If plaintiff Gretna Racing, based way up in northwestern Florida, wins its argument that it has the right to offer slot machines because voters approved them in a referendum, then five other counties stand to also add slots, via a similar argument. If Gretna wins, the Seminoles' hopes for a monopoly on slot machines outside of South Florida goes out the window with the compact negotiated between Gov. Rick Scott and the tribe. That plan stalled in the Legislature. They’ll have to start over. Waiting on that Gretna case caused foot-dragging in this year’s legislative session, says Steve Geller, a former Florida state senator and former president of the National Council of Legislators from Gaming States.
“I think next year, more likely than not, if the Supreme Court rules by fall on the Gretna case, then you have the conditions for a compact,” Geller said.
Meanwhile, blackjack, baccarat, and other table games continue at the five Seminole properties outlined in a 2010 compact. These will likely still be rolling along when the Legislature convenes next spring, even though that portion of the compact expired in July.
"The tribe is going to take time to carefully consider all of its options,” Seminole spokesman Gary Bitner says.
We’ve been here before. In 2007, the Seminole and then-Gov. Charlie Crist reached a compact for blackjack, only to see it voided by the courts, which ruled the Legislature had to sign off on such an agreement. The tribe had begun to pay more than $200 million per year to the state and had already begun offering the games. So they simply kept the tables open while the courts and Legislature worked things out.

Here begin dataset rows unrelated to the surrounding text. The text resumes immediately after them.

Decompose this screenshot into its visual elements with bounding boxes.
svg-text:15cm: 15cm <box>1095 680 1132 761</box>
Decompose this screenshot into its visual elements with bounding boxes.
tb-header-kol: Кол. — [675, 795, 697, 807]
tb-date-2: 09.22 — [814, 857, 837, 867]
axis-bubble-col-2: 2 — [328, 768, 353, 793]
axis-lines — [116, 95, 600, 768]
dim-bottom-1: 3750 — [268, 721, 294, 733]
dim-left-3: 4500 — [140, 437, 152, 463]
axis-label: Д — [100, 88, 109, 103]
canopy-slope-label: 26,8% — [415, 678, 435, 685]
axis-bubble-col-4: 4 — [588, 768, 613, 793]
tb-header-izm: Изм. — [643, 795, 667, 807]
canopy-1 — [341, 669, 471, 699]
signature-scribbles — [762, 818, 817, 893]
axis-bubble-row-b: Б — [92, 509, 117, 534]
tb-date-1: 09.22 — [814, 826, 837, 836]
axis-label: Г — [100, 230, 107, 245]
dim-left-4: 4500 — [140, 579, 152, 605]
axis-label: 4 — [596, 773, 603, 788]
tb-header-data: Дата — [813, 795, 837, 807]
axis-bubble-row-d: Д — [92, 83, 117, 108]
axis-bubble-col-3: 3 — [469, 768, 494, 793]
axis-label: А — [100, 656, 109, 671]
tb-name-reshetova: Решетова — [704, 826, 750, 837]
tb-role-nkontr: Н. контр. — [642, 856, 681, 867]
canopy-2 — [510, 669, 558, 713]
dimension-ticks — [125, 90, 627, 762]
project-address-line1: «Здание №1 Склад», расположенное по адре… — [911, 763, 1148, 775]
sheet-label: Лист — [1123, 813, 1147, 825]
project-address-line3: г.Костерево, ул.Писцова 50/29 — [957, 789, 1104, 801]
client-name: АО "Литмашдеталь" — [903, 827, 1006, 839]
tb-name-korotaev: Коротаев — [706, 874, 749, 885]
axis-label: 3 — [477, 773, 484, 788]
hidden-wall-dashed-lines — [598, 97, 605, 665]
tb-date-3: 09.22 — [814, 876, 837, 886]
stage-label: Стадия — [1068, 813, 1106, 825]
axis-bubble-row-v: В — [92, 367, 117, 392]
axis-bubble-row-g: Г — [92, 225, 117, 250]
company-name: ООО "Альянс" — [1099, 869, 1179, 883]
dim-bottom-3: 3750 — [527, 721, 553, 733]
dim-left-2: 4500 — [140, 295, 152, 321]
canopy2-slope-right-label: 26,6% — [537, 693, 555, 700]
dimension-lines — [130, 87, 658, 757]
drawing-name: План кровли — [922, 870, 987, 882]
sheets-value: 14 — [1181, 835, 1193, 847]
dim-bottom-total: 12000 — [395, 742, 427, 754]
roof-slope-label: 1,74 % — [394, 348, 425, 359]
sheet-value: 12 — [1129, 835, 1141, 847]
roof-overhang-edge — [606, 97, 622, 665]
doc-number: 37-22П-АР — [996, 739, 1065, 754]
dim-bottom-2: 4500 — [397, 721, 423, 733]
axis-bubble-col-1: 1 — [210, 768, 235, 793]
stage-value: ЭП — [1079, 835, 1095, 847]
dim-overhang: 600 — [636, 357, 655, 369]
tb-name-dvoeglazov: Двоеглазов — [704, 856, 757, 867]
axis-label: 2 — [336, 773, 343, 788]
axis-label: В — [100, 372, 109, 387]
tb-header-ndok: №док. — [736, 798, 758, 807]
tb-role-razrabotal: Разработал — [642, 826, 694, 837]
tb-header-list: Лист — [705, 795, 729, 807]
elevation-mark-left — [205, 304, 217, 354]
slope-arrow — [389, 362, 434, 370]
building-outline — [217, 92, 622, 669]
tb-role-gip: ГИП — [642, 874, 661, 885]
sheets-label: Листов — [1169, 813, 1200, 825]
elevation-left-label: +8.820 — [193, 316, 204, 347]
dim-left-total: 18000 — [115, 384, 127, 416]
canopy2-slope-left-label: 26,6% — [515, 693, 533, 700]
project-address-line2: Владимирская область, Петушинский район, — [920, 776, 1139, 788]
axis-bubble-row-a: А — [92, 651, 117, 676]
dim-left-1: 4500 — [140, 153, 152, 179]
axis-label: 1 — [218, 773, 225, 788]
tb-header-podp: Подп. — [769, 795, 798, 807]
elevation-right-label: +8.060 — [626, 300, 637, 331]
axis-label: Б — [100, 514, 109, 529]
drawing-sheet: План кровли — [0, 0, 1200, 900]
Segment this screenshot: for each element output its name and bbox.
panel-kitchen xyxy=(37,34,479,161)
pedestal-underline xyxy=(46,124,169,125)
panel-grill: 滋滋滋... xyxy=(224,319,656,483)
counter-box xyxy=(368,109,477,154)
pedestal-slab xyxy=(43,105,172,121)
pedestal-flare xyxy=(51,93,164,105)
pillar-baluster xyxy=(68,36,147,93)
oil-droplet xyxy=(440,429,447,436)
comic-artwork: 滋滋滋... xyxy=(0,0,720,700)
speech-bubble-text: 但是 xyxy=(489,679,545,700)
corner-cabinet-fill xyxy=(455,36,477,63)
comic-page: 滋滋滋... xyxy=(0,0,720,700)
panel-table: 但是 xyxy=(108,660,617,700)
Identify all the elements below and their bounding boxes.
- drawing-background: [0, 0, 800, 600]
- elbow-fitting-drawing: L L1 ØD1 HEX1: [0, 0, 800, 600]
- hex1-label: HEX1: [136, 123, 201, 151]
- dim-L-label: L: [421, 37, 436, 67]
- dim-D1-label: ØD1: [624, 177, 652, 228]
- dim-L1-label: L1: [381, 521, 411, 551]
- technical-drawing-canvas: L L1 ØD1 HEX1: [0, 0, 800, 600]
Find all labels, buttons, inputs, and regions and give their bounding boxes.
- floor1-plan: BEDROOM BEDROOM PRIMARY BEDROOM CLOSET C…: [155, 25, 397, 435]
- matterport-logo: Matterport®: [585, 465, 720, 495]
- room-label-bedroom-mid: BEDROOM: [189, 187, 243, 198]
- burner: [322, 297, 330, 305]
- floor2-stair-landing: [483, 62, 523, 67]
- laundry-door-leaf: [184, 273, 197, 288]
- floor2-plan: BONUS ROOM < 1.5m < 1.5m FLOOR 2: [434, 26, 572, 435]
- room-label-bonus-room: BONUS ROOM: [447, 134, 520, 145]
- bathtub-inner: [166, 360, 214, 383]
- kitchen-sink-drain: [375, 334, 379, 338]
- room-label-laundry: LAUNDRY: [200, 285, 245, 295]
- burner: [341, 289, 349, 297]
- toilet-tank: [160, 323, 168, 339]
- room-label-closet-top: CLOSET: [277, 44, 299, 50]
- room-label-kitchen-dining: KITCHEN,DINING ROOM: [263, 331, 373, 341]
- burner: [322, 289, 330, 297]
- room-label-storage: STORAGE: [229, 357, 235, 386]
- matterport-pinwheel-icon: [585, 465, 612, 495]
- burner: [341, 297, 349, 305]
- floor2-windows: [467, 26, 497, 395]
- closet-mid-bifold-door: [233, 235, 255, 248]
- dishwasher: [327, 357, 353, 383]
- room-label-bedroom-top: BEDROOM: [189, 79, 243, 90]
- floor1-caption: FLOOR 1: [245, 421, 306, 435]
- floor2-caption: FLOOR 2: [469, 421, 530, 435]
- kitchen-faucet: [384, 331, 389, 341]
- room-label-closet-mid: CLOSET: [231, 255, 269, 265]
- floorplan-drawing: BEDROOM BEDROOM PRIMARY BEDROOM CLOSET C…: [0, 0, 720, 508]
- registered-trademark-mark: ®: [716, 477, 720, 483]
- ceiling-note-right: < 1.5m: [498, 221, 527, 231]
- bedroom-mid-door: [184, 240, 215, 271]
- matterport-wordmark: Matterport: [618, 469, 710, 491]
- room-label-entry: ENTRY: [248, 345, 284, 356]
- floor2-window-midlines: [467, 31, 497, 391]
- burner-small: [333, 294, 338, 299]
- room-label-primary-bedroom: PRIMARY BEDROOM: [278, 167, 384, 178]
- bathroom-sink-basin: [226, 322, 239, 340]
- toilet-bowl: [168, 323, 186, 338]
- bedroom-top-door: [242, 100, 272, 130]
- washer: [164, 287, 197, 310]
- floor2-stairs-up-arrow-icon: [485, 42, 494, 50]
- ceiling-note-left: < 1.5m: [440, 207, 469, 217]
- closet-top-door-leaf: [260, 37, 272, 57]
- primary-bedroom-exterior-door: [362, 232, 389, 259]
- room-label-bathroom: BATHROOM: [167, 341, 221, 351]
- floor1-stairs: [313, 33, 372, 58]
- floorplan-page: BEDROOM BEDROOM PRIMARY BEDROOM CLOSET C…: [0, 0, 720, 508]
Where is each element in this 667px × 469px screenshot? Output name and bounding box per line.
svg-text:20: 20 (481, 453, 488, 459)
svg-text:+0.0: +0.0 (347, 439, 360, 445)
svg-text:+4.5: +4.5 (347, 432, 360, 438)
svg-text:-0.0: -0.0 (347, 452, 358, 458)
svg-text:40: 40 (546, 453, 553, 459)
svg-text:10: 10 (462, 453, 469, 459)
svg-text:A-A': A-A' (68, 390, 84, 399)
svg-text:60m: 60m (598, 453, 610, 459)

“I think they’ll do exactly what they did last time,” Geller said.
The tribe, meanwhile has filed suit against the state, declaring the compact was voided because the Division of Pari-Mutuel Wagering approved games similar to Ultimate Texas Hold’em, Pai Gow Poker, and War. Pari-mutuels have argued the games pit player against player and thus are OK under current laws because they are classified as poker.
An agreement between the state and the Seminoles is only one step, though, Geller notes. The U.S. Department of Interior still must review compacts and agree that the tribes are receiving an adequate benefit for the money they are paying. Under the Obama administration, the department has been viewed as more Indian-friendly and has been more likely to reject compacts.
Geller also points to the legislative makeup as being more promising this year, especially because Sen. Bill Galvano, who helped negotiate the first compact, will be able to devote more attention to the issue, having been occupied with reapportionment last session.
“He understands it probably better than anyone,” Geller said. “Having Bill’s full attention and involvement would clearly help to create a compact.”
And with the compact could come upgrades to South Florida racetrack casinos, such as a lower slot tax and the addition of blackjack. Legislators say those proposals on their own can’t pass but have a chance as part of an overall plan that includes more revenue from the Seminole.